Inexact TSP solvers based on a genetic approach.

# S3 method for eaxw
run(solver, instance, max.trials = 1L, pop.size = 100L,
  off.size = 30L, cutoff.time = 10L, opt.tour.length = NULL,
  seed = as.integer(ceiling(runif(1L) * 2^15)), with.restarts = FALSE,
  with.GPX = FALSE, fitness.type = "classic", snapshot.step = 0L,
  full.matrix = FALSE, verbose = FALSE, log.trajectory = TRUE,
  work.dir = NULL, output.files.prefix = NULL,
  keep.output.files = FALSE, init.pop = NULL, ...)

Arguments

solver

[TSPSolver]
TSPSolver object.

instance

[character(1) | Network]
Path to TSP instance in TSPlib format or Network object.

max.trials

[integer(1)]
Number of independent runs. At the moment this is fixed to 1.

pop.size

[integer(1)]
Population size. Default is 100.

off.size

[integer(1)]
Number of offspring generated in each generation. Default is 30.

cutoff.time

[integer(1)]
Maximal running time in seconds. Default is 10.

opt.tour.length

[integer(1) | NULL]
Length of an optimal TSP tour. This is only relevant for benchmarking. Keep in mind, that in case of a given optimal tour length most internal stopping criteria of EAX are deacitvated. The algorithm stops if an optimal tour is found or the cutoff time is reached.

seed

[integer(1)]
Seed for the random numbers generator. Defaults to a random integer between 1 and \(2^15\).

with.restarts

[logical(1)]
Should EAX restart if a plateau is reached? Default is FALSE.

with.GPX

[logical(1)]
Activate GPX2 crossover? Default is FALSE.

fitness.type

[character(1)]
Type of fitness function, either “classic” or “weighted”. Default is

snapshot.step

[integer(1)]
Possibility to log the entire population each snapshot.step times.
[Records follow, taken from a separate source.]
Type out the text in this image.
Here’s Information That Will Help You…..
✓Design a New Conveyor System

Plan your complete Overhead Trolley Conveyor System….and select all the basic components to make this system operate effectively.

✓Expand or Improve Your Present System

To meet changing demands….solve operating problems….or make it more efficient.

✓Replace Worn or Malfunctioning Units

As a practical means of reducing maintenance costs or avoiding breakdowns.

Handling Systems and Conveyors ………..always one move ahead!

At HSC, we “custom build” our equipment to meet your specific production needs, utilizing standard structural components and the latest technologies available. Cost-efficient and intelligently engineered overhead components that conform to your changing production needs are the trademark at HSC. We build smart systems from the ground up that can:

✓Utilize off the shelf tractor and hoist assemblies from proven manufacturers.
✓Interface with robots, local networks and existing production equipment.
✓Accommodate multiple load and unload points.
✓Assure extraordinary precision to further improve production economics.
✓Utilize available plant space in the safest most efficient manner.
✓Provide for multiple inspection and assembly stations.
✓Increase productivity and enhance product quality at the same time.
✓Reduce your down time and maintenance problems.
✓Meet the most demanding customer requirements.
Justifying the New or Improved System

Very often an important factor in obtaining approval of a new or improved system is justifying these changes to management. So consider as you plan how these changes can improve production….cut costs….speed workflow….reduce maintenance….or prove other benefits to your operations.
Default is 0, i.e., do not log at all.

full.matrix

[logical(1)]
Only relevant if instance is a Network. If TRUE, the network is exported to TSPlib format with explicit edge weight definition. Default is FALSE.

verbose

[logical(1)]
Should the output of the solver be printed? Default is FALSE.

log.trajectory

[logical(1)]
Should the optimization progress be logged? Default is FALSE.

work.dir

[character(1)]
Path to working directory of the solver. Defaults to temporary directory via tempfile().

output.files.prefix

[character(1)]
Prefix for file names used by solver for storing output. Default is a randomly generated temporary prefix.

keep.output.files

[logical(1)]
Flag indicating whether output files shall be kept or deleted. Default is FALSE, i.e., output files are processed and output is loaded into R object. Afterwards the output files are deleted. This flag is particularly useful in large benchmark studies if work.dir and output.files.prefix is set.

init.pop

[list]
List of lists. Each sublist needs to contains three components:

n [integer(1)]

Number of nodes of the TSP problem.

tour [integer(n)]

The actual tour.

tour.length [integer(1)]

Length of the tour.

Default is NULL, i.e., the initial population is generated randomly and 2-Opt is applied to each solution before the evolutionary loop starts.

...

[any]
Not used at the moment.

Value

[TSPSolverResult]

Note

This solver requires integer inter-city distances.

References

Nagata, Y. and Kobayashi, S. (2013). A powerful genetic algorithm using edge assembly crossover for the travelling salesman problem. INFORMS Journal on Computing, 25(2):346-363.

Nagata, Y. and Kobayashi, S. (1997). Edge assembly crossover: A high-power genetic algorithm for the travelling salesman problem. In Baeck, T., editor, Proceedings of the Seventh International Conference on Genetic Algorithms (ICGA97), pages 450-457, San Francisco, CA. Morgan Kaufmann.